Speaking on “The Joe Pags Show” podcast, Johnson touched on the Capitol riot that occurred earlier this year on the day Congress was certifying President Joe Biden’s election win.
“I’ve also been criticized because I made the comment on Jan. 6 – I never felt threatened, because I didn’t,” he said on Thursday.
The Republican lawmaker continued, “Even though those thousands of people were marching on the Capitol were trying to pressure people like me to vote the way they wanted me to vote, I knew those were people that love this country, that truly respect law enforcement, would never do anything to break the law, so I wasn’t concerned.”
“Had the tables been turned, Joe, this could mean trouble. Had the tables been turned and President Trump won the election and those were tens of thousands of Black Lives Matter and antifa protesters, I might have been a little concerned.”
“Wow,” radio talk show host Joe Pags responded, adding, “That’s a big statement.”
Listen to the podcast below (around 1:04:00):
The senator came under criticism for those remarks, including from Jessica Floyd, president of Democratic super PAC American Bridge 21st Century, who said, “Senator Johnson’s remarks are racist and unacceptable. There is nothing patriotic about storming the Capitol to attempt to overturn an election and murder elected officials,” according to The Hill.

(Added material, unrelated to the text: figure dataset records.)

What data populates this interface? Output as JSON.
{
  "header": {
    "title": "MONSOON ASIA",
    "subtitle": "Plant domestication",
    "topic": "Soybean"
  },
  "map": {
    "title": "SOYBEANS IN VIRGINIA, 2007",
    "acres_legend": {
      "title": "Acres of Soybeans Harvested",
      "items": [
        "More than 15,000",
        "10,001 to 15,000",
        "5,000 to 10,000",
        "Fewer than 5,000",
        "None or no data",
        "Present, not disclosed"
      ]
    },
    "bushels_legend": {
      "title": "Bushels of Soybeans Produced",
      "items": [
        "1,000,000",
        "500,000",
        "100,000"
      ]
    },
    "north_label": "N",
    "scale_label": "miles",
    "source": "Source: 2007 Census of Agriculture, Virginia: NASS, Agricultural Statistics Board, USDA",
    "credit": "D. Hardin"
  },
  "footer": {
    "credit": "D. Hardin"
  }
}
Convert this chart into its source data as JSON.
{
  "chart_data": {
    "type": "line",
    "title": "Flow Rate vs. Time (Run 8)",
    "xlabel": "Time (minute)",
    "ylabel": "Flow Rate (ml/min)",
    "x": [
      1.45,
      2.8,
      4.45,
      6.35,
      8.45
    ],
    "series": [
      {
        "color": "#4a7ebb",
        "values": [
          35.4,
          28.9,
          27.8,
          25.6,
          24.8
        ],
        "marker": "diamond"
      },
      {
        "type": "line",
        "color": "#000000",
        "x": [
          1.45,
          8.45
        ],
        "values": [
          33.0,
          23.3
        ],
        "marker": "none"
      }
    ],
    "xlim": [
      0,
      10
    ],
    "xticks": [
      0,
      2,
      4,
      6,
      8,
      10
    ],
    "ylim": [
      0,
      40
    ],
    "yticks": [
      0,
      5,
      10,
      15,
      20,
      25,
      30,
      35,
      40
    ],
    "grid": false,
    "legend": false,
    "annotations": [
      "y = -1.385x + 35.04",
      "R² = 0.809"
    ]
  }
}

“Apparently for Ron Johnson, simply being Black is a bigger offense than launching a violent insurrection,” Floyd added. “Ron Johnson is an embarrassment to the United States Senate and the state of Wisconsin. He needs to resign immediately.”
Johnson previously found himself making headlines after he read a piece from The Federalist during a Senate hearing where he raised the claims “provocateurs” and “fake Trump protesters” planned the insurrection on Jan. 6.
He later told The New York Times in defense of raising those claims, “I think it’s important, if we’re going to really get the whole truth, to understand exactly what happened, we need to look at different vantage points, different perspectives.”
“It might be a flawed part of the evidence, but why exclude it? Just because it doesn’t necessarily tie into whatever narrative somebody else wants to tell about the day? I’m not interested in the narratives, I’m interested in the truth,” Johnson later added.